He turned towards the table. “You must have some too. And then, when you’re ready, I will drive you home.”
“Oh, but that will waste your time still more,” she protested. “I’m sure I can walk.”
“I’m sure you won’t try,” he rejoined with blunt deliberation. “I hope you don’t mind eating in the kitchen, Miss Elliot. I would have had a fire in the parlour if I had expected you.”
“But, of course, I don’t mind,” she said. “And it’s quite the finest old kitchen I’ve ever seen.”
He turned to the old woman who still hovered in the background. “All right, Granny. Sit down and have your own.”
“I’ll wait on the lady first, Master Jeff,” she returned, smiling upon him.
“No. I’m going to wait on the lady,” said Jeff. “You sit down.”
He had his way. It occurred to Doris that he usually did so. And presently he was waiting upon her as she lay against the cushions, as though she had been a princess in distress.
Their intimacy progressed steadily during the meal, and very soon Doris’s shyness had wholly worn away. She could not quite decide if Jeff were shy or not. He was obviously quiet by nature. But his grimness certainly disappeared, and more than once she found herself wondering at his consideration and thought for her.

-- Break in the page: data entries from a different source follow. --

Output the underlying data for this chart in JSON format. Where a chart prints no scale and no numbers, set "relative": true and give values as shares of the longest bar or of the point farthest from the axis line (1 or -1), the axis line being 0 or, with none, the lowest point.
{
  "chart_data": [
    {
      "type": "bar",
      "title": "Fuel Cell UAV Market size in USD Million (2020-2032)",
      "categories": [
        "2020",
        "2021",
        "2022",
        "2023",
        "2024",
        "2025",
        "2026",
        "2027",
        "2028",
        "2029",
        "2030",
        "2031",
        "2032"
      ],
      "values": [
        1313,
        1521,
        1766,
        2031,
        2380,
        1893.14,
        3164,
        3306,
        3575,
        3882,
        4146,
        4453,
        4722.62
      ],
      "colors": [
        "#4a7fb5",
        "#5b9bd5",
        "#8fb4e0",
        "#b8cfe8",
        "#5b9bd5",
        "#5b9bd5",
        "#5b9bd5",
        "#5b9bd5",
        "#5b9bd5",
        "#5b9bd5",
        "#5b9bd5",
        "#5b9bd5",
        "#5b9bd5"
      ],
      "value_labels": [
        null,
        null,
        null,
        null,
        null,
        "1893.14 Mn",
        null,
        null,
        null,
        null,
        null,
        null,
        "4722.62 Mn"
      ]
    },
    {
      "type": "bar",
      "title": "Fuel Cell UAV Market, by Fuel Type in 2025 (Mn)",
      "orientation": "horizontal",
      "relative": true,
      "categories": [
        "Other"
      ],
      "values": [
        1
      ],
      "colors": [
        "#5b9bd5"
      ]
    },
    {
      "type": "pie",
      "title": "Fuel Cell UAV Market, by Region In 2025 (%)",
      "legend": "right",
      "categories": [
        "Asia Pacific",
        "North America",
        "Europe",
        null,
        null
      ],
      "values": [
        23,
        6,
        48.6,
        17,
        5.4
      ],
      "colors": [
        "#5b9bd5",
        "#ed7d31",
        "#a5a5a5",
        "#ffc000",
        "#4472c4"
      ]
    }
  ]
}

He went out after breakfast to put in the horse, and at once his old housekeeper expanded into ardent praise of him.
“He works as hard as ten men,” she said. “That’s how it is he gets on. I often think to myself that he works harder than he ought. It’s all work and no play with him. But there, it’s no good my talking. He only laughs at me, though I brought him up from his cradle. And a fine baby he was to be sure. His poor mother—she came of gentlefolk, ran away from home she did to marry Farmer Ironside—she died three days after he was born, which was a pity, for the old master was just wrapped up in her, and was never the same again. Well, as I was saying, his poor mother, she’d set her heart on his being given the education of a gentleman; which he was, but he always clung to the land did Master Jeff. He was sent to Fordstead Grammar School along with the gentry, and a fine figure he cut there. But then his father died, and he had to settle down to farming at seventeen, and he’s been farming ever since. He’s very well-to-do is Master Jeff, thanks to his own energy and perseverance; for farming isn’t what it was. But it’s time he took a rest and looked about him. He’s thirty come Michaelmas, and he ought to be settling down. As I say to him: ’Granny Grimshaw won’t be here for always, and you won’t like any other kind of housekeeper save and unless she’s a wife as well.’ He always laughs at me,” said Granny Grimshaw, shaking her head. “But it’s true as the sun’s above us. Master Jeff ought to be stirring himself to find a wife. But he’ll go to the gentry for one, same as his father did before him. He won’t be satisfied with any of them saucy country lasses. He don’t ever mix with them. He’ll look high will Master Jeff if the time ever comes that he looks at all. He’s a gentleman himself right through to the backbone, and he’ll marry a lady.”